I know what you've been told ... but StumbleUpon doesn't work for promoting
or selling products, much less someone else's products as is the case for affiliates.
Parent company eBay is supposedly trying to find a bidder while the traffic at
StumbleUpon is on a plateau and, at worse, is taking a nosedive. Here are a few
reasons why StumbleUpon is a joke, and a few alternatives for acquiring visitors who actually contribute to the conversation in your community and
to attract those who will actually convert into sales.
I nearly fell out of my chair this morning when I read the following from StumbleUpon General Manager Michael Buhr: "Search is
really powerful when you know what you're looking for. Discovery is more about when you want to explore
your interests. It is not about needing to find something now." That's exactly the
problem, discovery is for exploring - not engaging, not participating and
certainly not buying.
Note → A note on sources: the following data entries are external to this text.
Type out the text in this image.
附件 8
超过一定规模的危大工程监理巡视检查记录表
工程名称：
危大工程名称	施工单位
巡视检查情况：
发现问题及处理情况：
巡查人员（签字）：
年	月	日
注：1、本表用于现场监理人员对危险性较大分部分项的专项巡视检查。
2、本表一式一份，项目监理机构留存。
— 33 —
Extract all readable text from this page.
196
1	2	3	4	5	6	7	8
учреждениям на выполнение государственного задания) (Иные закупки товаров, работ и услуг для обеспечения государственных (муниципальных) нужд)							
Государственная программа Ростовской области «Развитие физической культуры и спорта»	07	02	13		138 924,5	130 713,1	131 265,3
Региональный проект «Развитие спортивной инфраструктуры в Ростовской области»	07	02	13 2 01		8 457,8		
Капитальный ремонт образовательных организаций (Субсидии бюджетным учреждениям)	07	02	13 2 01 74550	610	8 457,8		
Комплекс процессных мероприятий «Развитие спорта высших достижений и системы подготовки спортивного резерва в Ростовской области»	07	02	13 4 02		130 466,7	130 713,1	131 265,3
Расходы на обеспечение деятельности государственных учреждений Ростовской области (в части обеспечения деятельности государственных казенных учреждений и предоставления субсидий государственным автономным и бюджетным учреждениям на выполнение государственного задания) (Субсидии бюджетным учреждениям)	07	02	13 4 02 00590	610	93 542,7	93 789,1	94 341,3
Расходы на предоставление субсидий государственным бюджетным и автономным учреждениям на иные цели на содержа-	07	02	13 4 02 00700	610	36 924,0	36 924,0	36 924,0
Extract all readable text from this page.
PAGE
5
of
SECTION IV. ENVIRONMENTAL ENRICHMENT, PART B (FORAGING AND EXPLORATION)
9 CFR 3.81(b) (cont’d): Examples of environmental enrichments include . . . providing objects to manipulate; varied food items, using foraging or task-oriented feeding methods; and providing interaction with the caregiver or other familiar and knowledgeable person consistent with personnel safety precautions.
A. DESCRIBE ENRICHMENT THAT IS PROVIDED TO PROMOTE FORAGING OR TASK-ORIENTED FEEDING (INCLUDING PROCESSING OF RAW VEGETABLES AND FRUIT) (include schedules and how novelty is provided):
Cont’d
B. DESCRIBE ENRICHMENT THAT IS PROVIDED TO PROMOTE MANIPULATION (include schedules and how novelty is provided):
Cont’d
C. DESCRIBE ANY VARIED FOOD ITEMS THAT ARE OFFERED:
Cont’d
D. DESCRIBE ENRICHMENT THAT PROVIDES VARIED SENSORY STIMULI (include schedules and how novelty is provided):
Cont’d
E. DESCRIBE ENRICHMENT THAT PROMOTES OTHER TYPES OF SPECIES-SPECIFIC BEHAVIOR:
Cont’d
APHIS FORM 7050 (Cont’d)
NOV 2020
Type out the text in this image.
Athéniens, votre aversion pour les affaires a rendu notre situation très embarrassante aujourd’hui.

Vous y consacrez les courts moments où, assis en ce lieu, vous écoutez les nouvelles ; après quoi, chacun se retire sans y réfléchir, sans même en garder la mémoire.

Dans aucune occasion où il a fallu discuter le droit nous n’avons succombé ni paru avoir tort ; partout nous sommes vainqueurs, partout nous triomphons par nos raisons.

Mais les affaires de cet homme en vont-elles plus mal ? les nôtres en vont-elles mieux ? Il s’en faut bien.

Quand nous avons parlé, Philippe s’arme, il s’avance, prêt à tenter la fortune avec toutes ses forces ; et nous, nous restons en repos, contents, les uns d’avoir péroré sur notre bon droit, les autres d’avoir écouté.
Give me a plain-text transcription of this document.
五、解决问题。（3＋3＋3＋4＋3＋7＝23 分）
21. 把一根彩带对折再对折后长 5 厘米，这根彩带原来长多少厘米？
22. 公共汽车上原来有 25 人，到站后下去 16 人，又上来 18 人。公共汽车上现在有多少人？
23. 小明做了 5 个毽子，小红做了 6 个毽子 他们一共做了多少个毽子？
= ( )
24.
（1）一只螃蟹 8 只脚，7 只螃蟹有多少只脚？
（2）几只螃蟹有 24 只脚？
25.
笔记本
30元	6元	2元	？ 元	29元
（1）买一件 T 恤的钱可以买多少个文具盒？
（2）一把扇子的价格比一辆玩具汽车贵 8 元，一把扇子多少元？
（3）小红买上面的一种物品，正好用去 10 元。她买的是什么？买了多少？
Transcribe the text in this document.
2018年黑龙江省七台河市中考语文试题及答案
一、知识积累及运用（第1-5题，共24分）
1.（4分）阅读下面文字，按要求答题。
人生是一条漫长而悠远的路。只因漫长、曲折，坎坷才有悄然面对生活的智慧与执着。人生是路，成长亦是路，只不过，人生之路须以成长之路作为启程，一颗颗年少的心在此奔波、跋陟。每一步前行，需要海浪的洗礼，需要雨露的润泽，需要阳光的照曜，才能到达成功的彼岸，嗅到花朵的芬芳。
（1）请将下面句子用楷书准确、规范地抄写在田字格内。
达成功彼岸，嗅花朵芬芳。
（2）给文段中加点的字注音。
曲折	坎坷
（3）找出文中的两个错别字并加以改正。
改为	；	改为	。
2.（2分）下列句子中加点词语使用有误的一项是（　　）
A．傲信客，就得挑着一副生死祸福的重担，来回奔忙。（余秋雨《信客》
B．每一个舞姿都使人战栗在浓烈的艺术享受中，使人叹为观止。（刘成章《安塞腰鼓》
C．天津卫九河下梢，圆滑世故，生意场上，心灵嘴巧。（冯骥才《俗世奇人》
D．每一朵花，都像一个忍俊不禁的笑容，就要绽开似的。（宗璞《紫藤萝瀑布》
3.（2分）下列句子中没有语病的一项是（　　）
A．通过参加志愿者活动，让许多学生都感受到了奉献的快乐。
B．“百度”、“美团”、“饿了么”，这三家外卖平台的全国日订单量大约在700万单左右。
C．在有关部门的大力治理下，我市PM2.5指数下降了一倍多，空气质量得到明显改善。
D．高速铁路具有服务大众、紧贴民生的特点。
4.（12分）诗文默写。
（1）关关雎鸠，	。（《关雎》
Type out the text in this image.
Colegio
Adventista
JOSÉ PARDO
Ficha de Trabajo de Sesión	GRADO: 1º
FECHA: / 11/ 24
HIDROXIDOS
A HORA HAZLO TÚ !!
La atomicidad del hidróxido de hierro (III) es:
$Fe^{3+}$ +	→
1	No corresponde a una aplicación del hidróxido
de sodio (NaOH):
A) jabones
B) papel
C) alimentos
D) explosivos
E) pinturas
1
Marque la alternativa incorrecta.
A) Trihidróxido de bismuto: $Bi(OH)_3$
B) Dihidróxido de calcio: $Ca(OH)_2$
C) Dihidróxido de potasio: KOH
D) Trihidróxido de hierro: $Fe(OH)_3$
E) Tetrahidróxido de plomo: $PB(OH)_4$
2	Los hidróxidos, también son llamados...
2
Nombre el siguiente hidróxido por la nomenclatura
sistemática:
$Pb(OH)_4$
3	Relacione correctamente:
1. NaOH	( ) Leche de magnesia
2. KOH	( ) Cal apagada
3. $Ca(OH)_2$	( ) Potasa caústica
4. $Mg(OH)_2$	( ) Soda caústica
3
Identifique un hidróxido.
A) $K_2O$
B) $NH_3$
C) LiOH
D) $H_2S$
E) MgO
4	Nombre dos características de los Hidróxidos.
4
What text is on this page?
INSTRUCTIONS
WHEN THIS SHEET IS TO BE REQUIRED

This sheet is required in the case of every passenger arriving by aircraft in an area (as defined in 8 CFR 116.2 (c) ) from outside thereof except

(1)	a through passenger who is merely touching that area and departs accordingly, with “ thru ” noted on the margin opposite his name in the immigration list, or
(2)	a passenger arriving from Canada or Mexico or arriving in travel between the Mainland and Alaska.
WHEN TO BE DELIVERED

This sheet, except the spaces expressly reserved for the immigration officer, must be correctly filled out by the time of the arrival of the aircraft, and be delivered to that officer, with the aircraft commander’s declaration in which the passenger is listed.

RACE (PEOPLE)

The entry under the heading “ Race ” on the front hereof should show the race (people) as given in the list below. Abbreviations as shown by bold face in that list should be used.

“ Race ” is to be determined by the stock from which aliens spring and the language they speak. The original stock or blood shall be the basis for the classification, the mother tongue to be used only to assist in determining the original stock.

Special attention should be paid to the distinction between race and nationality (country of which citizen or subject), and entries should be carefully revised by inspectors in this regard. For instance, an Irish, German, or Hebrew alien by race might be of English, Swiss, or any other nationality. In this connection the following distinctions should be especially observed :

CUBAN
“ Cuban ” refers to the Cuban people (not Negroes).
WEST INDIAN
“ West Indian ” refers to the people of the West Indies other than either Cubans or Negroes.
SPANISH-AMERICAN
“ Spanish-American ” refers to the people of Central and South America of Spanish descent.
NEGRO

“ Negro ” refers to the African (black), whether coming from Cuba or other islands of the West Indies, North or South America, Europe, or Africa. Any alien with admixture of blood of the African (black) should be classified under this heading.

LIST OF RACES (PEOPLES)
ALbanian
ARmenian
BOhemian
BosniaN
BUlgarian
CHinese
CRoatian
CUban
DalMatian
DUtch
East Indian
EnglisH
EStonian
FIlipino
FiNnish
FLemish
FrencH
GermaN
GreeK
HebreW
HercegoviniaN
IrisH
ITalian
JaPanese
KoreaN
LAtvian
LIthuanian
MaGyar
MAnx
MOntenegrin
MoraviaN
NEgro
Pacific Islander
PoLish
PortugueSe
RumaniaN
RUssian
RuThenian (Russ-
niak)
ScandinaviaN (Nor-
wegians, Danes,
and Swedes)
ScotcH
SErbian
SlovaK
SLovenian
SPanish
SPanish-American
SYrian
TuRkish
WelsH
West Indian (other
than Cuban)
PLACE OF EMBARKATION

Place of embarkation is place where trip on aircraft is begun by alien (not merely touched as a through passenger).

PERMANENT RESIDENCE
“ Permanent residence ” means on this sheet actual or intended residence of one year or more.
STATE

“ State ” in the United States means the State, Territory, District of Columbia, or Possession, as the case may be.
If you were a clerk in a retail store would you focus
your efforts on getting a casual browser to buy, or someone that asked
you for something in particular?
In a last-ditch effort to ramp up their service, today StumbleUpon offered a browser-based
version instead of a toolbar, creating some buzz online. Believe me they
need it - check out the unique visitors (via Compete.com) and you'll see that
the plateau is real. But that's not half the problem.
I came across a blog post this morning by an affiliate who generated
well over 150,000 visits to his site during the last month, the majority of which came from one
individual post that was Stumbled. His earnings for the month? Right around $70.
My guess is that if you're relying on StumbleUpon traffic it's probably the same
for you as well.
Here's another example a little closer to home: The average
time on WebsiteMagazine.com for those arriving via StumbleUpon was 66%
lower than the site average. But it gets worse. Below is a screenshot of visits
and conversion rates that Website Magazine received from StumbleUpon recently:
We track several goals at Website Magazine, but one I watch closely is subscriptions. The average conversion rate for all referrers of
traffic is 12.31%. Even the
limited amount of time I spend on Facebook promoting the magazine (by
participating in forums or on the WM Facebook page) yields a higher conversion
rate (0.82%) than StumbleUpon. How about others in the sphere of social media?
Digg.com yielded a .87% conversion rate and Mixx.com yielded a .17% conversion
rate. Even participating in LinkedIn yielded a 2.56% conversion rate.
Partnerships (excluding affiliates) yield a good conversion rate - many in the 2-3% range. The limited amount of PPC advertising we do
even yielded well over 3% conversion. While the actual traffic was much lower
from these other networks, the conversion rate was far and away higher than StumbleUpon - and
that is what affiliates (or anyone participating at StumbleUpon) should be
So as an affiliate, where do you turn to get a higher conversion rate?
Anywhere else. Social media, paid advertising, and yes, search engines like
Google, Yahoo, and MSN. While the investment of both time and money will be
high, the results will be better than you could ever receive from StumbleUpon.
Don't get sucked in to the new browser-based StumbleUpon - you'll never get out
and never get on the real road to Web success.